Introduction

Competition for Bigginer held at SIGNATE Since I participated in [5th _Beginner Limited Competition] House Price Forecast for Ames, an American City, I will write a record of participation. Here continued.

What I did 3 (Understanding the data)

3-1 Learning data / verification data check

train.csv Number of data: 3000 Number of columns: 47 Approximately half of the features listed in data_description.txt. It seems that the data whose operation is strange will be erased.
test.csv Number of data: 2000

3-2 Missing value check

LightGBM seems to handle missing values well (doesn't it just cause an error?), I checked it just in case, but the number of defects is 0 in all columns. The data did not need to be considered.

print(train_data.isnull().sum())
print(test_data.isnull().sum())

Confirmation of objective variable

'Sale Price' is the expected selling price ($).
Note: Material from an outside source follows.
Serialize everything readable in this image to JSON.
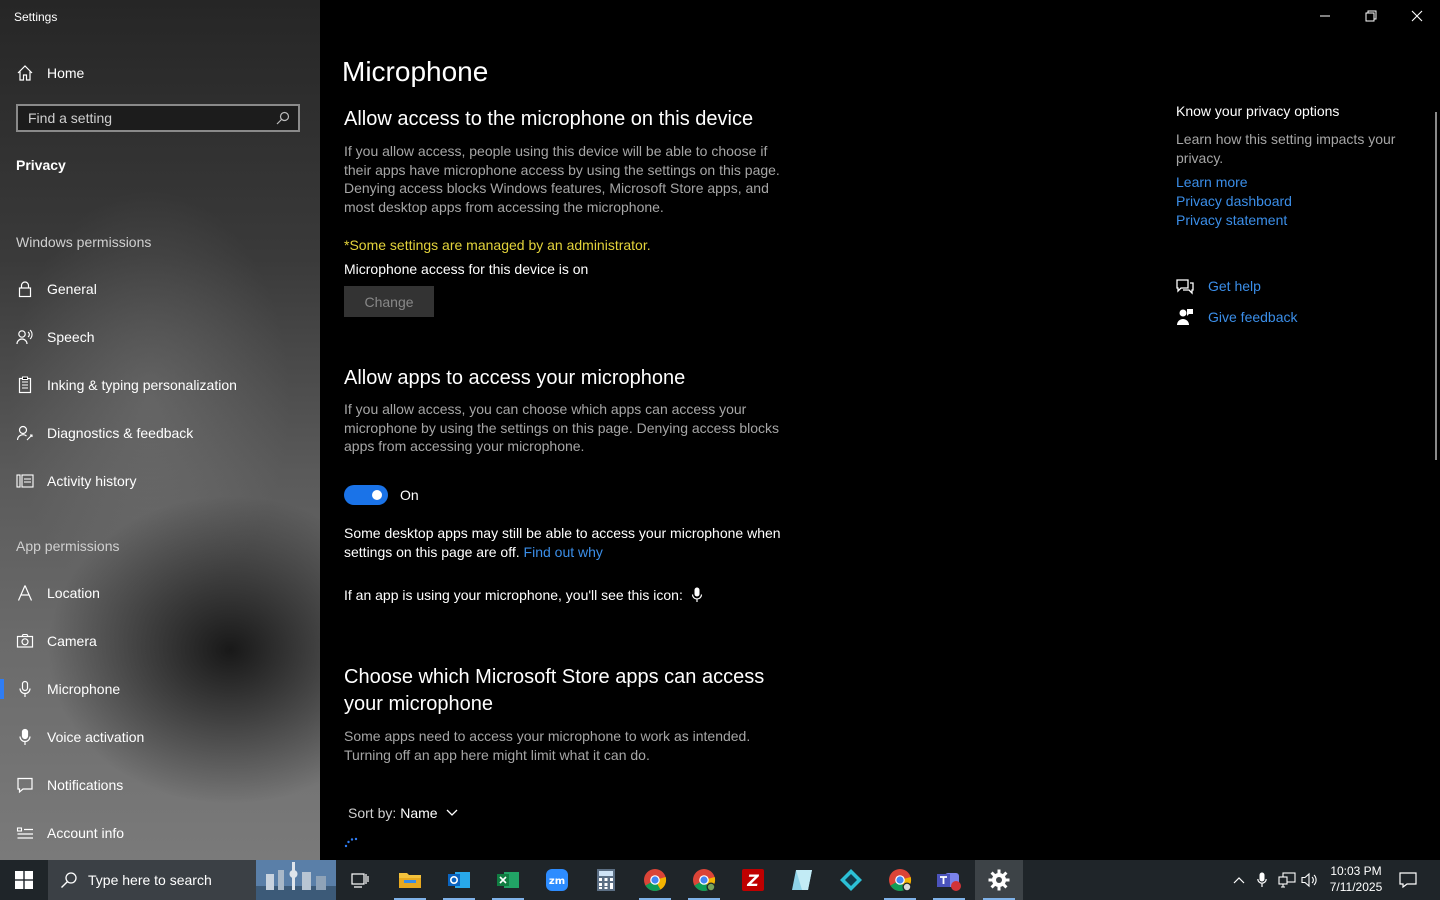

Maximum: 418000 Minimum: 80000 It feels like this is all.

sns.displot(train_data['SalePrice'], height=5, aspect=1)

Since the data looks like a normal distribution, it looks like it can be applied as it is to a linear regression model. It seems that the data of 250000 $ or more is out of order, but it is a decision tree system, and Since the number of data is also reasonable, I will leave it as it is. (The decision tree system looks good for the threshold value, so I don't think it has anything to do with the normal distribution, but it disappears by chance.

3-3 Confirmation of important data

I checked some of the important data directly. Skipped'Garage Cars' and'Garage Area'because seaborn was frozen and could not be displayed as a graph.
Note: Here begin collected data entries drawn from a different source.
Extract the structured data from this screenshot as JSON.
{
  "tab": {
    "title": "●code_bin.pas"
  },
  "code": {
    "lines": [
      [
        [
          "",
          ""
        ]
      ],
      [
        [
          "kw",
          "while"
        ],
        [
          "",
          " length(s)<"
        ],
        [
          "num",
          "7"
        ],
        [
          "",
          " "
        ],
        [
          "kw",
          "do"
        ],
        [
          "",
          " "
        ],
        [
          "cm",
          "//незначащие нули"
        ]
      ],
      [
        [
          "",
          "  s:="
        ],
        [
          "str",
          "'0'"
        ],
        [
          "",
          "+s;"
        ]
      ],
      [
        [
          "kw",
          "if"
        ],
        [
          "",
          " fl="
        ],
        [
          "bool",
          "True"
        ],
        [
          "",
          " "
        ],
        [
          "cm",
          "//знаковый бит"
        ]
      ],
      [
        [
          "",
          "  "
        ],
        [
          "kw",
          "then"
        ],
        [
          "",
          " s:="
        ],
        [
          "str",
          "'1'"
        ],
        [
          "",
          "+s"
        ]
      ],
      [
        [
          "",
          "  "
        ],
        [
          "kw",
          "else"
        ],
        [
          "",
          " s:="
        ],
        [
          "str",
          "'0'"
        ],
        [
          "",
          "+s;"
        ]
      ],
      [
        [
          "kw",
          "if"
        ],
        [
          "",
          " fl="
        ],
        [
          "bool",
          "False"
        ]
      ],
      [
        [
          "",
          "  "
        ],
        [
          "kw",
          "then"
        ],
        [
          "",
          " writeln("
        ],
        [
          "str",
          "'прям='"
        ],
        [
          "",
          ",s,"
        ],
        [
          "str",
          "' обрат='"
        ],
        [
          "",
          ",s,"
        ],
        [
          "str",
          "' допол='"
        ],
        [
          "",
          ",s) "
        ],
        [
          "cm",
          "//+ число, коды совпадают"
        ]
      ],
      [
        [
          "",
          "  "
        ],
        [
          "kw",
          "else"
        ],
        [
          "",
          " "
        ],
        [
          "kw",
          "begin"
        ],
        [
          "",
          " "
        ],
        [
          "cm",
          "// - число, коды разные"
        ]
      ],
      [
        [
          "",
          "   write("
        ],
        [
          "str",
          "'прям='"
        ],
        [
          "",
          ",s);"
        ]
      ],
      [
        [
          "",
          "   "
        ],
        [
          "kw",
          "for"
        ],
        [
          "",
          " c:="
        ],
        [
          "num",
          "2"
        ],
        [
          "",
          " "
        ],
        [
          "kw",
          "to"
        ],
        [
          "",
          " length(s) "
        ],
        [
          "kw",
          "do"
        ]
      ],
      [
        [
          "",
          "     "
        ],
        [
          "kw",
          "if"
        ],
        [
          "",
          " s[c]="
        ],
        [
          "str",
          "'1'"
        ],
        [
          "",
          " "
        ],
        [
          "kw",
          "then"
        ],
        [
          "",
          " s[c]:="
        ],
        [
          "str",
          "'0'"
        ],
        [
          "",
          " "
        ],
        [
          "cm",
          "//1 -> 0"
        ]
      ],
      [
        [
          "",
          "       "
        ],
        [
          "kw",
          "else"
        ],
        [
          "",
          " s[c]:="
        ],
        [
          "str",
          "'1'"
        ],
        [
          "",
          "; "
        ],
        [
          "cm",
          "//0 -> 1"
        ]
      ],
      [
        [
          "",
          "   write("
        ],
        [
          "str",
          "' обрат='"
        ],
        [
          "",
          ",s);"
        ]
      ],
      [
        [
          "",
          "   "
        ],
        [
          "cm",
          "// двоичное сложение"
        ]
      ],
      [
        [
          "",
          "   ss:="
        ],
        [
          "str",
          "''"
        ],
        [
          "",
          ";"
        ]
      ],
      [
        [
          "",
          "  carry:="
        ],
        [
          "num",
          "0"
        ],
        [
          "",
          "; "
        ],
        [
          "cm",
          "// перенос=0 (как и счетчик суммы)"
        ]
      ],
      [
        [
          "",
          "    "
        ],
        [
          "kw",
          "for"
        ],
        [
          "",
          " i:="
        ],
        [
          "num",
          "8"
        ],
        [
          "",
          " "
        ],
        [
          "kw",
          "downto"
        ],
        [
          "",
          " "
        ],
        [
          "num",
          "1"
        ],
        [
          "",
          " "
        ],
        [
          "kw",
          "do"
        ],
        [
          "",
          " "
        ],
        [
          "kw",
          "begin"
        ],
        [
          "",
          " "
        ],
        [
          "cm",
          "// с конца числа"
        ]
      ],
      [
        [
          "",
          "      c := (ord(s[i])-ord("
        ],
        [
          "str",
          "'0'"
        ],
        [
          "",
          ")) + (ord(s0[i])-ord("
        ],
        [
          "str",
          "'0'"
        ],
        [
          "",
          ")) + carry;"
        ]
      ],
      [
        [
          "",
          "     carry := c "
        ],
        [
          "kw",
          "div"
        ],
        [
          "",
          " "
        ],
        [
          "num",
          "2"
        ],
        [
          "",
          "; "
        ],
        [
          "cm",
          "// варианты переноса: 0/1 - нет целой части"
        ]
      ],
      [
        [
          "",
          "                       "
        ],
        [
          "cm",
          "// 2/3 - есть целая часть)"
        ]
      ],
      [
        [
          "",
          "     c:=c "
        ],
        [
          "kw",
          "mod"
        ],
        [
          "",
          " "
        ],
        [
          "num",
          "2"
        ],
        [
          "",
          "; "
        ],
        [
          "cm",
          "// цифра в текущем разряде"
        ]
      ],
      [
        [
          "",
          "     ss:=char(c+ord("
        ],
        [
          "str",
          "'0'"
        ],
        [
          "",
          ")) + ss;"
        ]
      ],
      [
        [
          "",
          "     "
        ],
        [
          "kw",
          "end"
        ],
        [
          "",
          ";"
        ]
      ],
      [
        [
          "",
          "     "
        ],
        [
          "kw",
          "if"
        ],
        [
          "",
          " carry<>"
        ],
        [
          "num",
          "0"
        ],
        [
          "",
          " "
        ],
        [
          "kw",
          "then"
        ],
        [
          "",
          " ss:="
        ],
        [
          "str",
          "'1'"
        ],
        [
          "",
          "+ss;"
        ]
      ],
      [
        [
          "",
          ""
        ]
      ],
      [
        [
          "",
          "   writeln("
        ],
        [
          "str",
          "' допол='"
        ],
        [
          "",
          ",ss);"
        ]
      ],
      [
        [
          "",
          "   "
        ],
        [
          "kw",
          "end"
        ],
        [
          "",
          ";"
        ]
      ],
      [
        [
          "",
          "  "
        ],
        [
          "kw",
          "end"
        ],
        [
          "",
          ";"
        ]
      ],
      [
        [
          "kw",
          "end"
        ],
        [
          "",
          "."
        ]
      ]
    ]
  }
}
fig, ax = plt.subplots(2, 2, figsize=(10, 10))
sns.histplot(x=train_data['BsmtFin SF 1'], ax=ax[0, 0])
sns.histplot(x=train_data['Bsmt Unf SF'], ax=ax[0, 1])
sns.histplot(x=train_data['Bsmt Full Bath'], ax=ax[1, 1])
sns.histplot(x=train_data['Total Bsmt SF'], ax=ax[1, 0])

Since the test data had the same tendency, there seemed to be no major problems with the features.
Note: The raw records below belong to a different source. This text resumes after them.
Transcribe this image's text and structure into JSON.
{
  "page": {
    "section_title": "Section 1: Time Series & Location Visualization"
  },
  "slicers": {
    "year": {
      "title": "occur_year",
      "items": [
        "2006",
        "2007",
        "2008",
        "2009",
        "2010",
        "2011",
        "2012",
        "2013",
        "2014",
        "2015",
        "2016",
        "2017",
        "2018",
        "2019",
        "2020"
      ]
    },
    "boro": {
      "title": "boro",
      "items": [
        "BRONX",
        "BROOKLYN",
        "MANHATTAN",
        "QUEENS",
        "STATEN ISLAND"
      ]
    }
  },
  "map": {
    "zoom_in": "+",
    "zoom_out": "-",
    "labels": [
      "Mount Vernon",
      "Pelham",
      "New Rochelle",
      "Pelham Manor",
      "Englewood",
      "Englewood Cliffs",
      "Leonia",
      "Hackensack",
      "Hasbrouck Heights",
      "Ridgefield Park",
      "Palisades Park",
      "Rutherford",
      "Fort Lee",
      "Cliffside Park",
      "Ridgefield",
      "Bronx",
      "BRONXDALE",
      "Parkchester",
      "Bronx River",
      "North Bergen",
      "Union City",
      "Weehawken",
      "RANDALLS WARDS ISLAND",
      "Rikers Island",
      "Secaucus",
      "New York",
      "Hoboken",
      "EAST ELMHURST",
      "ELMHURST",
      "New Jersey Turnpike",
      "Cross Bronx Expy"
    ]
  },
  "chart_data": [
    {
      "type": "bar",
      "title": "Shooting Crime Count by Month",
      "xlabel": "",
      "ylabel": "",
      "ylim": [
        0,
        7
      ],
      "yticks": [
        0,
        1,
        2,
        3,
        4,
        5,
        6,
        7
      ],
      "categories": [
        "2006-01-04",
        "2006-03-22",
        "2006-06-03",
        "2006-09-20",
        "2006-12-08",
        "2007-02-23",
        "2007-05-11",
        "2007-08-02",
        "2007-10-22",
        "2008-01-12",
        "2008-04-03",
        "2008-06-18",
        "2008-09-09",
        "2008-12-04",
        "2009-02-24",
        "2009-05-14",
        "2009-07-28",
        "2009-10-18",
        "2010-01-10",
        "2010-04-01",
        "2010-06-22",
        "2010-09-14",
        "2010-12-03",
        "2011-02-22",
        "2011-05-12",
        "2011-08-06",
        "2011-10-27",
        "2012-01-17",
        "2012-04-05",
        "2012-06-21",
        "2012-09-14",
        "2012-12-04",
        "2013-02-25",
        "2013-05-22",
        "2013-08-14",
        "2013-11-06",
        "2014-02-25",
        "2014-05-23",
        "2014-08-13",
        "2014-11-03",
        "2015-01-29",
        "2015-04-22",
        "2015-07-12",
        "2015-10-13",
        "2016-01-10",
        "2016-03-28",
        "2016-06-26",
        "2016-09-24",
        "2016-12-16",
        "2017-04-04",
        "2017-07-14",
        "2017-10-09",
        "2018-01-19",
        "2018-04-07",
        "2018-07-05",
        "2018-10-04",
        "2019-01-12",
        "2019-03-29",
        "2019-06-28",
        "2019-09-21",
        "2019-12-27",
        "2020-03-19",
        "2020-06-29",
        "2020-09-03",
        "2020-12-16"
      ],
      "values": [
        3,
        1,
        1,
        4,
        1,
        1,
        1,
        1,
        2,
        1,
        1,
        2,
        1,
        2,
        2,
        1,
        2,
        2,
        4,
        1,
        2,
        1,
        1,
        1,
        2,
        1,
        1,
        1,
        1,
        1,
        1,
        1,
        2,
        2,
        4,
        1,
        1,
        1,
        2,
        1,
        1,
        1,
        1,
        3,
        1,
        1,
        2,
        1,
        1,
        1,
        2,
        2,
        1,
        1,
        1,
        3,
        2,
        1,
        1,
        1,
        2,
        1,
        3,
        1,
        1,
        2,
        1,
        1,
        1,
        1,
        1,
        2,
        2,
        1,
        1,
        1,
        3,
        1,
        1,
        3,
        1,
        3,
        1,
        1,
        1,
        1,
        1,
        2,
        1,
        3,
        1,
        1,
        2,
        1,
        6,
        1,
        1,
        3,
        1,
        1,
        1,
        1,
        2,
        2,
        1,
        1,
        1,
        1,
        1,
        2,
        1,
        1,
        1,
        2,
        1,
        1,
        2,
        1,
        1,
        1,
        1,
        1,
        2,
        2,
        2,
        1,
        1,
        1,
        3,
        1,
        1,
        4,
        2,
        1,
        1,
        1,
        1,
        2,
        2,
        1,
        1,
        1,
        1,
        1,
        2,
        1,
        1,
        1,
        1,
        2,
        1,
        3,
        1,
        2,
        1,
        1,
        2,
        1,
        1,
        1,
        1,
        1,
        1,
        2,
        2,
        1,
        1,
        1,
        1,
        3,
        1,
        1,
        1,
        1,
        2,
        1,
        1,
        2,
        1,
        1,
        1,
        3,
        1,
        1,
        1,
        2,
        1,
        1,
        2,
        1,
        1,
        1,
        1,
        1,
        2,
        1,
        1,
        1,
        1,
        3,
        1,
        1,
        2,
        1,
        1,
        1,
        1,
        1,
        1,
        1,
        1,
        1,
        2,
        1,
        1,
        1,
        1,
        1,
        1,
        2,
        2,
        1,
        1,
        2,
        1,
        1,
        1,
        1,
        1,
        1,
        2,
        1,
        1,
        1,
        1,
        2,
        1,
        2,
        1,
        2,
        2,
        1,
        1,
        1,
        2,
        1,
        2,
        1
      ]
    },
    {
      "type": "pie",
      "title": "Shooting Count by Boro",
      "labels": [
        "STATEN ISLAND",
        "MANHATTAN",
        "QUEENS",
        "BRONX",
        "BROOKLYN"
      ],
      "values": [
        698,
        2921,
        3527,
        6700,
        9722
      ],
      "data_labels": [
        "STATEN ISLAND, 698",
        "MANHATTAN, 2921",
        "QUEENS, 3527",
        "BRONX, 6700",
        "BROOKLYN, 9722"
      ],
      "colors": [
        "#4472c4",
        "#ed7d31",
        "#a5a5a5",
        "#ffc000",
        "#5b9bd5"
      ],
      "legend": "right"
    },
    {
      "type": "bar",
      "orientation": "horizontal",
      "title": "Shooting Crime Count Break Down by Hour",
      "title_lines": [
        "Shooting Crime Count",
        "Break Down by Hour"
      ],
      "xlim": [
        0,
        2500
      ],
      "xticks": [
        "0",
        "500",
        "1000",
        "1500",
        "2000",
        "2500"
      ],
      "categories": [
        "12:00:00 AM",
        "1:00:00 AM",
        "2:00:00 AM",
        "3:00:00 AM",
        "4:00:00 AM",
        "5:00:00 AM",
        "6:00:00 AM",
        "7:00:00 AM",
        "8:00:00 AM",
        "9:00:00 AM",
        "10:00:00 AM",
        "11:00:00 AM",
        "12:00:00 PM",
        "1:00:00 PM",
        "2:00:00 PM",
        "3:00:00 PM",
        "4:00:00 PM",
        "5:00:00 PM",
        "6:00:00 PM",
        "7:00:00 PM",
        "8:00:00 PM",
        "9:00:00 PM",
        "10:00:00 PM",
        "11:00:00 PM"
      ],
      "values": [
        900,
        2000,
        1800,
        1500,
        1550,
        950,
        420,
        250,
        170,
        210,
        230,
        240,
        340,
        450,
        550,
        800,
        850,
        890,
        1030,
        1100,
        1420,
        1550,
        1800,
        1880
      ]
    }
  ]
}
The features that I was interested in below.

BsmtFin SF 1: Underground (Type 1) area (square feet).
As a test, look at the scatter plot of BsmtFin SF 1 (square feet) on the horizontal axis and SalePrice ($) on the vertical axis.

There is no sale price below 100000 \ $ above 1500 square feet (x-axis), and
conversely, the thick layer of 250000 \ $ (y-axis) seems to be a correlation. I thought it would be okay to erase the data of 400000 \ $ near 500 square feet as an outlier, but
the decision tree is strong against outliers, so I have not dealt with it. If you take it seriously, you should leave it if you know the reason why this one data was priced higher, and delete it if you do not know. (Intuitively, BsmtFin SF 1 is the most important, so should we consider that the adverse effects of outliers on BsmtFin SF 1 outweigh the advantages of other features and eliminate them without question?)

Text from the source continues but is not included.